Hydrophilic coatings on arterial introducer sheaths reduce the frequency of spasm during cardiac catheterization. Moreover, during treatment of cerebral artery aneurysms, hydrophilic coatings on microcatheters ease their maneuverability, and polymers within embolization coils enhance neointimal fibrosis at the aneurysm neck. Foreign-body giant cell reactions can result when a polymer is stripped from its source.
Cases 1 and 2
A 51-year-old man and a 66-year-old woman underwent coronary angiography via the radial artery, using hydrophilic-coated sheaths. They both developed tender lesions at the access site 2 weeks later. Microscopy of resected lesions showed pieces of hydrophilic coating and granulomatous inflammation, as has been reported by others.
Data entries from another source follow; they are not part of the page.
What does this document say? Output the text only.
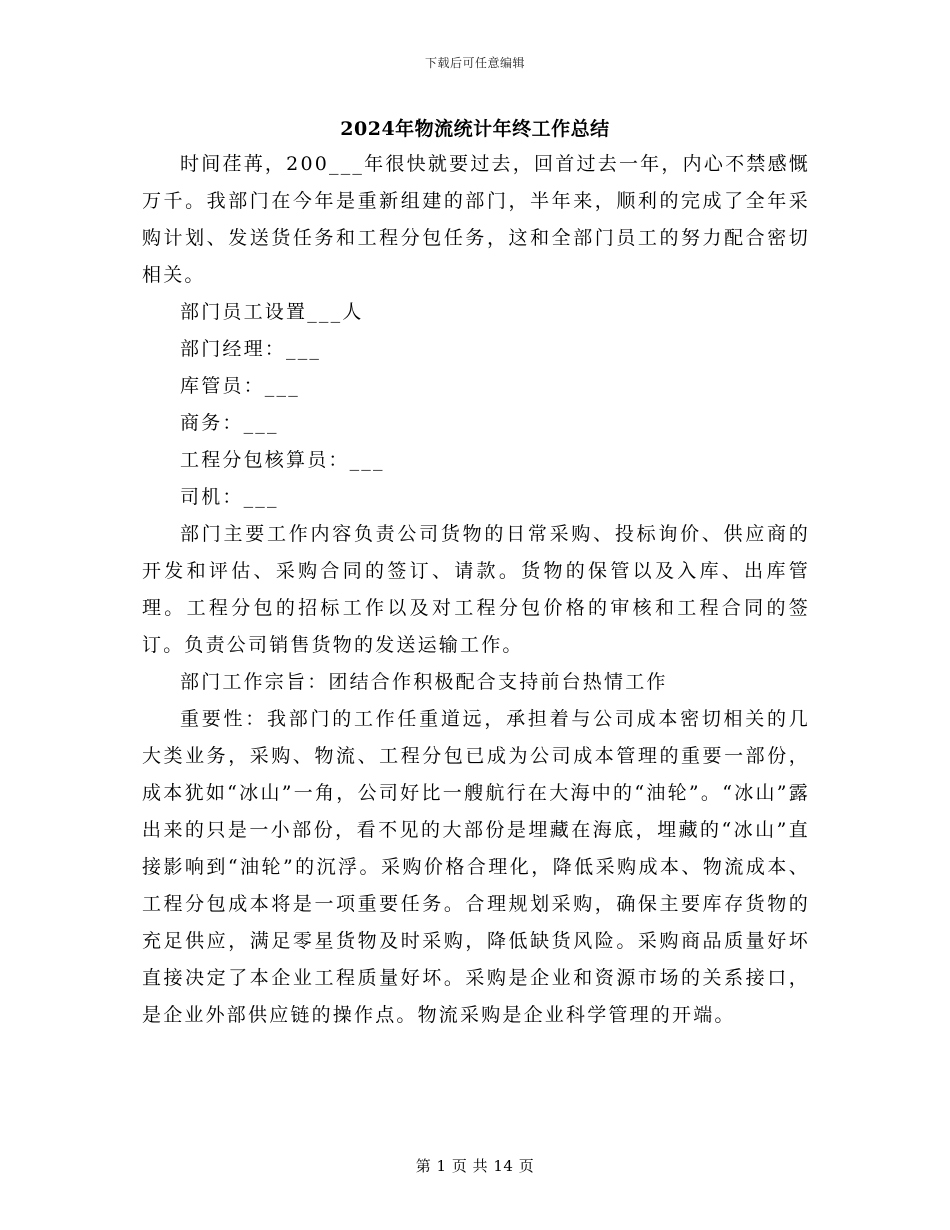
下载后可任意编辑
2024年物流统计年终工作总结

时间荏苒，200___年很快就要过去，回首过去一年，内心不禁感慨万千。我部门在今年是重新组建的部门，半年来，顺利的完成了全年采购计划、发送货任务和工程分包任务，这和全部门员工的努力配合密切相关。

部门员工设置___人

部门经理：___

库管员：___

商务：___

工程分包核算员：___

司机：___

部门主要工作内容负责公司货物的日常采购、投标询价、供应商的开发和评估、采购合同的签订、请款。货物的保管以及入库、出库管理。工程分包的招标工作以及对工程分包价格的审核和工程合同的签订。负责公司销售货物的发送运输工作。

部门工作宗旨：团结合作积极配合支持前台热情工作

重要性：我部门的工作任重道远，承担着与公司成本密切相关的几大类业务，采购、物流、工程分包已成为公司成本管理的重要一部份，成本犹如“冰山”一角，公司好比一艘航行在大海中的“油轮”。“冰山”露出来的只是一小部份，看不见的大部份是埋藏在海底，埋藏的“冰山”直接影响到“油轮”的沉浮。采购价格合理化，降低采购成本、物流成本、工程分包成本将是一项重要任务。合理规划采购，确保主要库存货物的充足供应，满足零星货物及时采购，降低缺货风险。采购商品质量好坏直接决定了本企业工程质量好坏。采购是企业和资源市场的关系接口，是企业外部供应链的操作点。物流采购是企业科学管理的开端。

第 1 页 共 14 页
A 58-year-old woman underwent embolization of a ruptured distal right internal carotid artery aneurysm using polymer-containing coils. Nine months later, she began developing multiple right-sided cerebral ring-enhancing lesions. Biopsy revealed granulomas and microabscesses, in which polymer filaments were later identified. To our knowledge, this complication has not been described previously.
Hydrophilic coating may dislodge and induce a prominent foreign-body granulomatous response or microabscesses. Although the culprit radial artery sheath is now rarely used, embolization coils containing polymers are commonly deployed in clinical practice and may be a source of recurrent inflammatory lesions.